本文章由计算机程序翻译,如有差异,请以英文原文为准。
PTML in optimizing preclinical plasmodium assays
. Abstract: The use of algorithms to predict optimal results in preclinical malaria assays from a data set that includes the experimental conditions of preclinical assays and characteristics of proteins, genes and chromosomes is a breakthrough in research. The process from data collection to data processing takes 70 percent of the time to develop. The process from the creation of preliminary models to the production of the model takes 30 percent of the total research time.

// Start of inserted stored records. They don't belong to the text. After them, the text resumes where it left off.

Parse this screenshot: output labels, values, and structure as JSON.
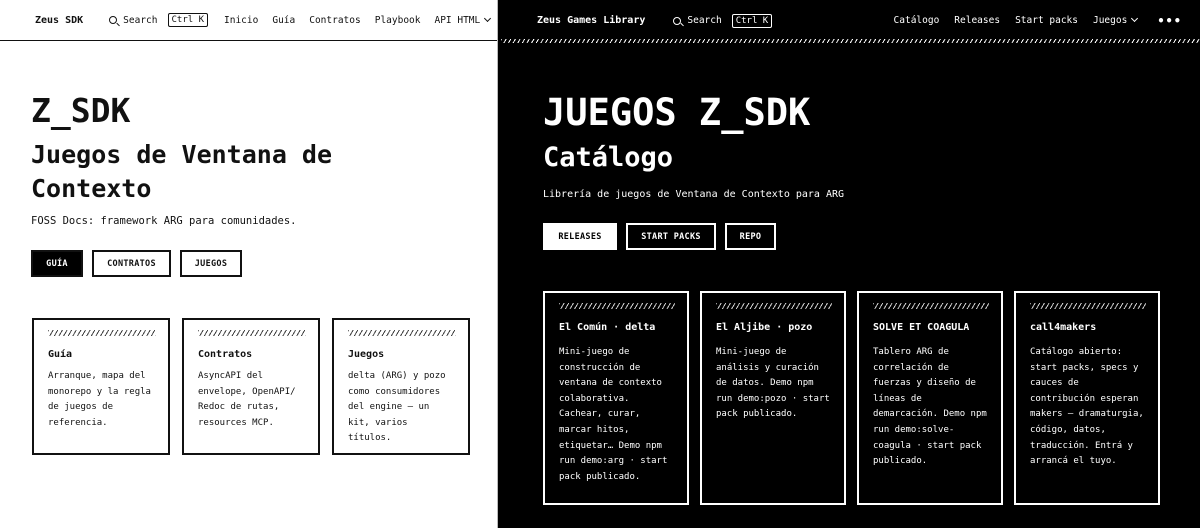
{
  "left": {
    "nav": {
      "brand": "Zeus SDK",
      "search_label": "Search",
      "search_shortcut": "Ctrl K",
      "links": [
        "Inicio",
        "Guía",
        "Contratos",
        "Playbook",
        "API HTML"
      ],
      "more": "•••"
    },
    "hero": {
      "title": "Z_SDK",
      "subtitle": "Juegos de Ventana de Contexto",
      "description": "FOSS Docs: framework ARG para comunidades."
    },
    "buttons": [
      "GUÍA",
      "CONTRATOS",
      "JUEGOS"
    ],
    "cards": [
      {
        "title": "Guía",
        "body": "Arranque, mapa del monorepo y la regla de juegos de referencia."
      },
      {
        "title": "Contratos",
        "body": "AsyncAPI del envelope, OpenAPI/ Redoc de rutas, resources MCP."
      },
      {
        "title": "Juegos",
        "body": "delta (ARG) y pozo como consumidores del engine — un kit, varios títulos."
      }
    ]
  },
  "right": {
    "nav": {
      "brand": "Zeus Games Library",
      "search_label": "Search",
      "search_shortcut": "Ctrl K",
      "links": [
        "Catálogo",
        "Releases",
        "Start packs",
        "Juegos"
      ],
      "more": "•••"
    },
    "hero": {
      "title": "JUEGOS Z_SDK",
      "subtitle": "Catálogo",
      "description": "Librería de juegos de Ventana de Contexto para ARG"
    },
    "buttons": [
      "RELEASES",
      "START PACKS",
      "REPO"
    ],
    "cards": [
      {
        "title": "El Común · delta",
        "body": "Mini-juego de construcción de ventana de contexto colaborativa. Cachear, curar, marcar hitos, etiquetar… Demo npm run demo:arg · start pack publicado."
      },
      {
        "title": "El Aljibe · pozo",
        "body": "Mini-juego de análisis y curación de datos. Demo npm run demo:pozo · start pack publicado."
      },
      {
        "title": "SOLVE ET COAGULA",
        "body": "Tablero ARG de correlación de fuerzas y diseño de líneas de demarcación. Demo npm run demo:solve-coagula · start pack publicado."
      },
      {
        "title": "call4makers",
        "body": "Catálogo abierto: start packs, specs y cauces de contribución esperan makers — dramaturgia, código, datos, traducción. Entrá y arrancá el tuyo."
      }
    ]
  }
}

There are several databases such as ChEMBL, Uniprot and NCBI-GDV that allow the collection of information on both preclinical assays and characteristics of any species, in this case study is plasmodium falciparum . This species is a major public health problem in tropical and subtropical countries. P. falciparum usually causes high fever, diarrhea, chills and in a few hours, it can evolve to a severe case causing death. The use of different algorithms such as: Linear Discriminant Analysis (LDA), Classification Tree with Univariate Splits (CTUS), Classification Tree with Linear Combinations (CTLC), and so on. The use of these algorithms and the perturbation theory allows pharmaceutical industries to optimize preclinical testing processes obtaining the most optimal models with a high percentage of specificity and sensitivity.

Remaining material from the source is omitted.